Nobody asked me but why doesn’t 105.7 The Fan allow Ken Weinman and Jeremy Conn to take over the weekday morning drive time hours of 6-10 AM? Mr. Mojo likes Ed Norris but can’t CBS park him on another of their Baltimore stations? Fans of Ed Norris find him. A move like that would undoubtedly rock for Weinman and Conn, both former WNST employees. The competitive juices would be flowing as the capable pair try to deliver a knockout punch to the Comcast Morning Show that features Drew Forrester, Glenn Clark and stars Rick from Reisterstown.
This week while roasting marshmallows atop the 105.7 The Fan campfire, Bruce Cunningham and capable sidekick Mark Zinno touched down on an interesting topic – sports movies. Arguments could be made for many movies as the best of the genre but Mr. Mojo, whether you like it or not, is about to give you his favorites by sport:
Football, The Longest Yard; Baseball, Bull Durham and Field of Dreams (tie); Basketball, Hoosiers; Hockey, Slap Shot; Golf, Caddyshack; Soccer, Victory; and Horseracing, Seabiscuit
And last but certainly not least, Mr. Mojo has to blast one of his former favorite entertainers David Letterman. Now it’s important to note that Letterman became a former favorite before his recent remarks about Sarah Palin’s daughter. He was once innovative and fun. Now he seems just a little grouchy and lazy. Maybe it’s just me.
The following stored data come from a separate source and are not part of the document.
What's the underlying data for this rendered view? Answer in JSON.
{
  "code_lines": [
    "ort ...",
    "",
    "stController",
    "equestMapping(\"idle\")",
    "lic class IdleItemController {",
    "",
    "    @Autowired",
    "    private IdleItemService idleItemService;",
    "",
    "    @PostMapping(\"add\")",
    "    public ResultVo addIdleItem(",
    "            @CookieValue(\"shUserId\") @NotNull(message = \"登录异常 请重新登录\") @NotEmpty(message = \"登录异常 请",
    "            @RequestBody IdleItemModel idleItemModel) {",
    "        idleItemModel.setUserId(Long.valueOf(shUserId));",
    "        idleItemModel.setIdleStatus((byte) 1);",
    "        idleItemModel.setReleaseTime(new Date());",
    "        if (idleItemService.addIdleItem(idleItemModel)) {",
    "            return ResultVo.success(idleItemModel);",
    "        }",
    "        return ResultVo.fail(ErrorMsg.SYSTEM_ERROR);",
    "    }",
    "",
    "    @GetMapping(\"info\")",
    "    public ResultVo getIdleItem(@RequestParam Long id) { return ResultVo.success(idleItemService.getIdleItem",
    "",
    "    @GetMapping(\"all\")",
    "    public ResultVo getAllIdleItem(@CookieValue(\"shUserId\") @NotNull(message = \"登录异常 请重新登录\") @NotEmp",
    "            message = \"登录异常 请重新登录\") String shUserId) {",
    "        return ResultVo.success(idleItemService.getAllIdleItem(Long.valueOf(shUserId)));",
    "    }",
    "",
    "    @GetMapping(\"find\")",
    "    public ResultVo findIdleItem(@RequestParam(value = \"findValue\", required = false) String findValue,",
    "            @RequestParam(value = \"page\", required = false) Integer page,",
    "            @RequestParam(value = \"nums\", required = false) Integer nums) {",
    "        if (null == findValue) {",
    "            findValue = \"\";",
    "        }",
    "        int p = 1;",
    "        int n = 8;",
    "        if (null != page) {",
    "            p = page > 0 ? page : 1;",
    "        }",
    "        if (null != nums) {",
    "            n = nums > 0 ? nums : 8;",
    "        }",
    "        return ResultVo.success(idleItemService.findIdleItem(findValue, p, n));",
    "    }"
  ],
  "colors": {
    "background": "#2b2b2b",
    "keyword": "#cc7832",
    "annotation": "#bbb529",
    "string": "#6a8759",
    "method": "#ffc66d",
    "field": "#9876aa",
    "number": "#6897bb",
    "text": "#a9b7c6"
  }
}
Back to Palin…in case you missed it here’s what Letterman had to say earlier this week (he dedicated his Top 10 segment exclusively to Alaska’s Governor) regarding Palin’s visit to Yankee Stadium with 14 year old daughter Willow:
"One awkward moment for Sarah Palin at the Yankee game," Letterman said, "during the seventh inning, her daughter was knocked up by Alex Rodriguez."
And this comment arrived on the heels of Letterman suggesting that the Governor dressed like a slutty flight attendant.
Mr. Mojo isn’t necessarily opposed to below the belt humor but Letterman clearly crossed the line of decency here. Let’s hope his sponsors take note.